So my sister decided to take Reese and Dallas for 2 days on Monday...I was a little surprised because to someone who doesn't have children 2 of them can be a handful. But very happy too because a break for myself could be used :)
I have to say it was very weird not having the kids here, yes I got to clean the house and have it stay clean, slept through the night, went on a date, went shopping with Courtney and lounged for a few minutes! But waking up today I got this familiar feeling...it was as if when Jason and I got our first apartment and I was done with softball and I would wake up and do whatever I wanted! It actually mad me sad. Sad because I know now more than ever I was truly missing something in my life prior to having our children. I woke up this morning missing going into Reese's room and her laying in bed....having her say "hi mom" about 10 times. Then walking into Dallas's room to find a huge smile on his face when he sees me. Mom and dads need breaks and I am thankful we got ours this week! But gosh I love my kids, they drive me crazy at times but a good parent knows that's normal! They are my whole world! I got to spend some alone time with my husband, and I am glad :) I love him so much and he misses the kids so much too. I found myself a wonderful guy, and we have grown and learned together. He is an amazing dad and I am glad I get to wake up and go to bed with him. My heart grew a little more for my kids these last 2 days! So glad they will be home in about an hour.

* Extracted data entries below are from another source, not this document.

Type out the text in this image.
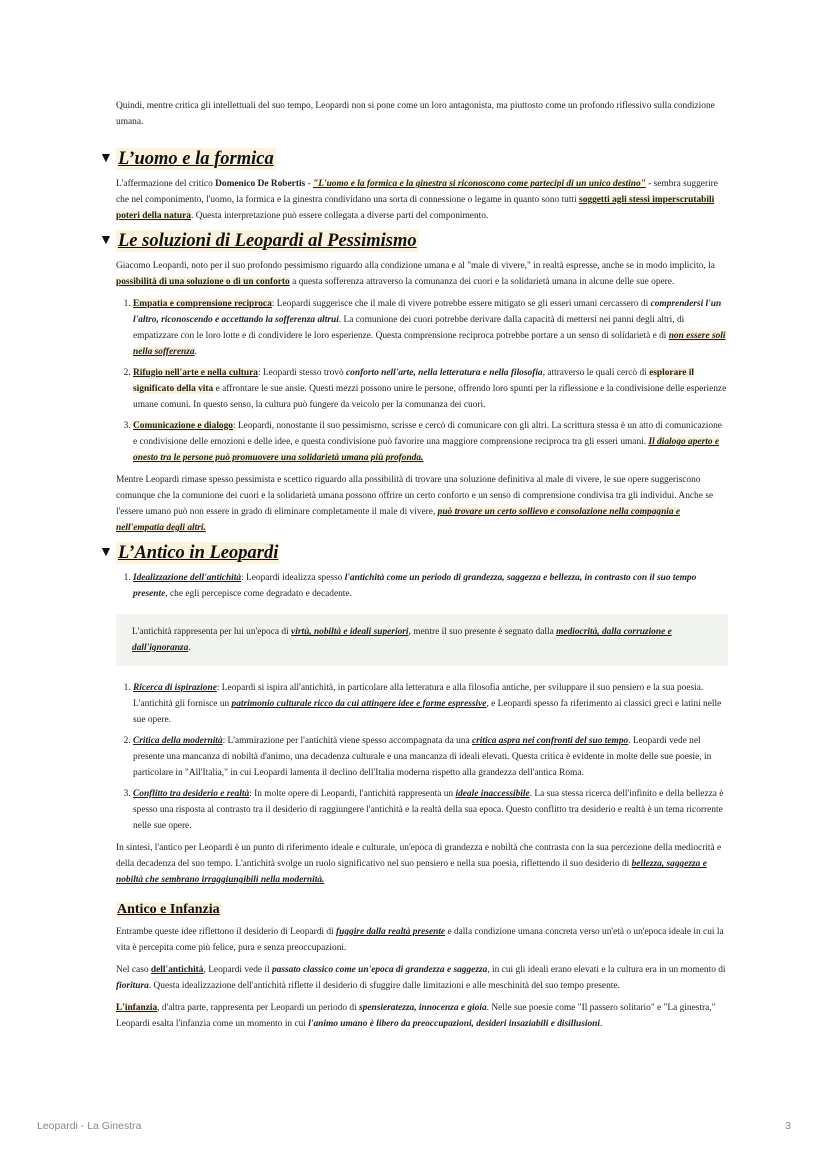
Quindi, mentre critica gli intellettuali del suo tempo, Leopardi non si pone come un loro antagonista, ma piuttosto come un profondo riflessivo sulla condizione umana.

▼ L’uomo e la formica

L'affermazione del critico Domenico De Robertis - "L'uomo e la formica e la ginestra si riconoscono come partecipi di un unico destino" - sembra suggerire che nel componimento, l'uomo, la formica e la ginestra condividano una sorta di connessione o legame in quanto sono tutti soggetti agli stessi imperscrutabili poteri della natura. Questa interpretazione può essere collegata a diverse parti del componimento.

▼ Le soluzioni di Leopardi al Pessimismo

Giacomo Leopardi, noto per il suo profondo pessimismo riguardo alla condizione umana e al "male di vivere," in realtà espresse, anche se in modo implicito, la possibilità di una soluzione o di un conforto a questa sofferenza attraverso la comunanza dei cuori e la solidarietà umana in alcune delle sue opere.

1. Empatia e comprensione reciproca: Leopardi suggerisce che il male di vivere potrebbe essere mitigato se gli esseri umani cercassero di comprendersi l'un l'altro, riconoscendo e accettando la sofferenza altrui. La comunione dei cuori potrebbe derivare dalla capacità di mettersi nei panni degli altri, di empatizzare con le loro lotte e di condividere le loro esperienze. Questa comprensione reciproca potrebbe portare a un senso di solidarietà e di non essere soli nella sofferenza.
2. Rifugio nell'arte e nella cultura: Leopardi stesso trovò conforto nell'arte, nella letteratura e nella filosofia, attraverso le quali cercò di esplorare il significato della vita e affrontare le sue ansie. Questi mezzi possono unire le persone, offrendo loro spunti per la riflessione e la condivisione delle esperienze umane comuni. In questo senso, la cultura può fungere da veicolo per la comunanza dei cuori.
3. Comunicazione e dialogo: Leopardi, nonostante il suo pessimismo, scrisse e cercò di comunicare con gli altri. La scrittura stessa è un atto di comunicazione e condivisione delle emozioni e delle idee, e questa condivisione può favorire una maggiore comprensione reciproca tra gli esseri umani. Il dialogo aperto e onesto tra le persone può promuovere una solidarietà umana più profonda.

Mentre Leopardi rimase spesso pessimista e scettico riguardo alla possibilità di trovare una soluzione definitiva al male di vivere, le sue opere suggeriscono comunque che la comunione dei cuori e la solidarietà umana possono offrire un certo conforto e un senso di comprensione condivisa tra gli individui. Anche se l'essere umano può non essere in grado di eliminare completamente il male di vivere, può trovare un certo sollievo e consolazione nella compagnia e nell'empatia degli altri.

▼ L’Antico in Leopardi
1. Idealizzazione dell'antichità: Leopardi idealizza spesso l'antichità come un periodo di grandezza, saggezza e bellezza, in contrasto con il suo tempo presente, che egli percepisce come degradato e decadente.
L'antichità rappresenta per lui un'epoca di virtù, nobiltà e ideali superiori, mentre il suo presente è segnato dalla mediocrità, dalla corruzione e dall'ignoranza.
1. Ricerca di ispirazione: Leopardi si ispira all'antichità, in particolare alla letteratura e alla filosofia antiche, per sviluppare il suo pensiero e la sua poesia. L'antichità gli fornisce un patrimonio culturale ricco da cui attingere idee e forme espressive, e Leopardi spesso fa riferimento ai classici greci e latini nelle sue opere.
2. Critica della modernità: L'ammirazione per l'antichità viene spesso accompagnata da una critica aspra nei confronti del suo tempo. Leopardi vede nel presente una mancanza di nobiltà d'animo, una decadenza culturale e una mancanza di ideali elevati. Questa critica è evidente in molte delle sue poesie, in particolare in "All'Italia," in cui Leopardi lamenta il declino dell'Italia moderna rispetto alla grandezza dell'antica Roma.
3. Conflitto tra desiderio e realtà: In molte opere di Leopardi, l'antichità rappresenta un ideale inaccessibile. La sua stessa ricerca dell'infinito e della bellezza è spesso una risposta al contrasto tra il desiderio di raggiungere l'antichità e la realtà della sua epoca. Questo conflitto tra desiderio e realtà è un tema ricorrente nelle sue opere.

In sintesi, l'antico per Leopardi è un punto di riferimento ideale e culturale, un'epoca di grandezza e nobiltà che contrasta con la sua percezione della mediocrità e della decadenza del suo tempo. L'antichità svolge un ruolo significativo nel suo pensiero e nella sua poesia, riflettendo il suo desiderio di bellezza, saggezza e nobiltà che sembrano irraggiungibili nella modernità.

Antico e Infanzia

Entrambe queste idee riflettono il desiderio di Leopardi di fuggire dalla realtà presente e dalla condizione umana concreta verso un'età o un'epoca ideale in cui la vita è percepita come più felice, pura e senza preoccupazioni.

Nel caso dell'antichità, Leopardi vede il passato classico come un'epoca di grandezza e saggezza, in cui gli ideali erano elevati e la cultura era in un momento di fioritura. Questa idealizzazione dell'antichità riflette il desiderio di sfuggire dalle limitazioni e alle meschinità del suo tempo presente.

L'infanzia, d'altra parte, rappresenta per Leopardi un periodo di spensieratezza, innocenza e gioia. Nelle sue poesie come "Il passero solitario" e "La ginestra," Leopardi esalta l'infanzia come un momento in cui l'animo umano è libero da preoccupazioni, desideri insaziabili e disillusioni.

Leopardi - La Ginestra	3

I also got to think a lot about my dad while the kids were gone. I miss him so much. I was able to start a little area in Jason's man cave for some of his 49ers stuff and just great memory stuff too. I miss having bbqs with him, sitting around just talking. He was so full of life, made the smallest things so exciting. I miss his voice so much, and his knowledge about everything. It's hard...to say the very least. He was my everything.